Investors including Phil Jacoby, senior portfolio manager at Spectrum Asset Management, say Comerica may have acted too soon.

“The company cannot arbitrarily choose when the 90-day clock starts,” said Jacoby, who oversees more than $10 billion of preferred securities and doesn’t own the Comerica TruPS. “This has material implications on the broad market.”

The period should start in 2012, when the banks are closer to having to discount TruPS as capital, or in May when the measure was first proposed in the U.S. Senate’s version of the bill, he said. Comerica saves about $33 million in interest through 2012 by calling the TruPS, according to Jacoby.

The article also indicates that there were attempts to get commentary from other banks about their intentions for trust preferreds.

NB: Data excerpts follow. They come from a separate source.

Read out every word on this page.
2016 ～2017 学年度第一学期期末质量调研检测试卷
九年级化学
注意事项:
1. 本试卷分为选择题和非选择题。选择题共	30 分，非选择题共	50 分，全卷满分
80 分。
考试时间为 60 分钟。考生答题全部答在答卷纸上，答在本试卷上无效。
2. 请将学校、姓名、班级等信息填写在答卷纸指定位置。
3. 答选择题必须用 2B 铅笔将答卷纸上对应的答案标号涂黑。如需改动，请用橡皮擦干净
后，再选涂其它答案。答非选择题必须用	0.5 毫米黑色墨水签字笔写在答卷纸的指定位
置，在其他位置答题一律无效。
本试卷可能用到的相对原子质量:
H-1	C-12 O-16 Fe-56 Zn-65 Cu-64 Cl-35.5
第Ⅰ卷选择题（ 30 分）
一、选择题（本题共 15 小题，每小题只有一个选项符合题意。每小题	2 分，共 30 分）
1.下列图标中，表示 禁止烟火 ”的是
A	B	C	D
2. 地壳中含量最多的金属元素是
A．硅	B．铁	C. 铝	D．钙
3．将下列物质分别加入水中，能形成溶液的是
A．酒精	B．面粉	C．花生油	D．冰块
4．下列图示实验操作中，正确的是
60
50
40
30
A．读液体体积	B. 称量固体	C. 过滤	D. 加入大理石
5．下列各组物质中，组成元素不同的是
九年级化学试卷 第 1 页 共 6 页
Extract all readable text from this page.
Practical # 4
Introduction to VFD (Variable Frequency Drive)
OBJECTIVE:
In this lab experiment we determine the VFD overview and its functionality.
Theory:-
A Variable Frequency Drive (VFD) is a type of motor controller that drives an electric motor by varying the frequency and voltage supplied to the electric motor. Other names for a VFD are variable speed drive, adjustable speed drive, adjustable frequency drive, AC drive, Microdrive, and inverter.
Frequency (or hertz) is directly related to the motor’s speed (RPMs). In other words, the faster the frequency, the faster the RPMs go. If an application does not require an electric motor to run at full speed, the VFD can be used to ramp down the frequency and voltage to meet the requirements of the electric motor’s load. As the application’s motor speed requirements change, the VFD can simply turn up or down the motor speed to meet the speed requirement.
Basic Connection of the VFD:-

Mary Eshet, a spokeswoman for Wells Fargo, JPMorgan spokeswoman Jennifer Zuccarelli, Jon Diat of Citigroup and Bank of America Corp.’s Scott Silvestri declined to comment. Bank of America, based in Charlotte, North Carolina, is the biggest U.S. lender.

MacDonald, who said he’s written the language for many security indentures, said there may be as many as six or seven different dates that could serve as trigger events, depending on how each banks’ indentures are written and the interpretation of management and regulators.

Capital One Financial Corp. Chief Financial Officer Gary Perlin said the McLean, Virginia-based bank and credit-card company will wait for more clarity on the coming regulations before it decides to redeem any of its $3.5 billion in TruPS. A decision will come “at or near the beginning of the phase-in period,” Perlin said July 22 on the company’s second-quarter earnings call.

Here is the press release from Comerica with commentary from the CEO:

"The recently signed Dodd-Frank Act changes the treatment of this type of security, so it is no longer an effective form of equity capital for us," said Ralph W. Babb Jr., chairman and chief executive officer. "Our strong capital and liquidity positions have enabled us to secure requisite regulatory approvals. Elimination of these higher-cost securities will result in significant interest savings for us."